I have worked through the first two lessons and am now going through them again but this time with my own problem and data set in mind. I want to implement a model that classifies playing cards (Ace of Hearts, Jack of Spades, Four of diamonds, etc).
I created a set of images (~300) from a couple different decks of cards (all digital, not photos of cards).
My first attempt was to try to simplify the problem into two separate models. One model to classify the suit (spades, diamonds, hearts, or clubs) and another model to classify the rank (two, three, four, etc).
It seems like the model classifying the suit was able to reach 100% accuracy (but I’m worried it might be overfit?).
However, the model trying to classify the rank does not do well at all. I’m pretty surprised by this because it feels like a simpler version of MNIST where there is no bad handwriting, all the characters are perfectly drawn so it should be quite simple.
Some of the cards have the rank drawn twice on the face of the card… some of the cards have dark background (most have white background).

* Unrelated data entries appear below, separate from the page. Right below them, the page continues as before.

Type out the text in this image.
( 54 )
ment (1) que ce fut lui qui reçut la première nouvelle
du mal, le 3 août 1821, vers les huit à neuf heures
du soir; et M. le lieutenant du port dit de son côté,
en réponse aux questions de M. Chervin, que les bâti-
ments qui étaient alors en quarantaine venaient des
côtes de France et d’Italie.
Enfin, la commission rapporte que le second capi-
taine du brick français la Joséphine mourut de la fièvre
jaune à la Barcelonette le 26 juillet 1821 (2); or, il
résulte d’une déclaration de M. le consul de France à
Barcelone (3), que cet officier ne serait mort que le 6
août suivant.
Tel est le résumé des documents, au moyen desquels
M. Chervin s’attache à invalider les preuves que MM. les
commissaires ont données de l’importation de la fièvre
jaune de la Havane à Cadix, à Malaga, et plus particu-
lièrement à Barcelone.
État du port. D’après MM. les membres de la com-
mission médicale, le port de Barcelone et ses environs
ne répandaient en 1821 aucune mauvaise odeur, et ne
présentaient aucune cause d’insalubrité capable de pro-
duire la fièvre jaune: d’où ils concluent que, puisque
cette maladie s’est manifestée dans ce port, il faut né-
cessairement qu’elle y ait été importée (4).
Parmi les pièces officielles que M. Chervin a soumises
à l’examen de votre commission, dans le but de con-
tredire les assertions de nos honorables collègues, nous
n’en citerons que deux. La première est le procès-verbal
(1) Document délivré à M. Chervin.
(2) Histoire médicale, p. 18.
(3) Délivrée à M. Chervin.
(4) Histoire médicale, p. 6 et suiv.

Any ideas for what else to try to improve the rank classifier? I’m thinking maybe an extra preprocessing step that attempts to filter out the background color so they all are black/white or grayscale might help.
The other thing I had done was remove all transformations when building the data bunch because these aren’t photos. I don’t want any cropping / rotation / etc. I guess maybe it doesn’t make sense to use ImageNET pretrained weights for this use case?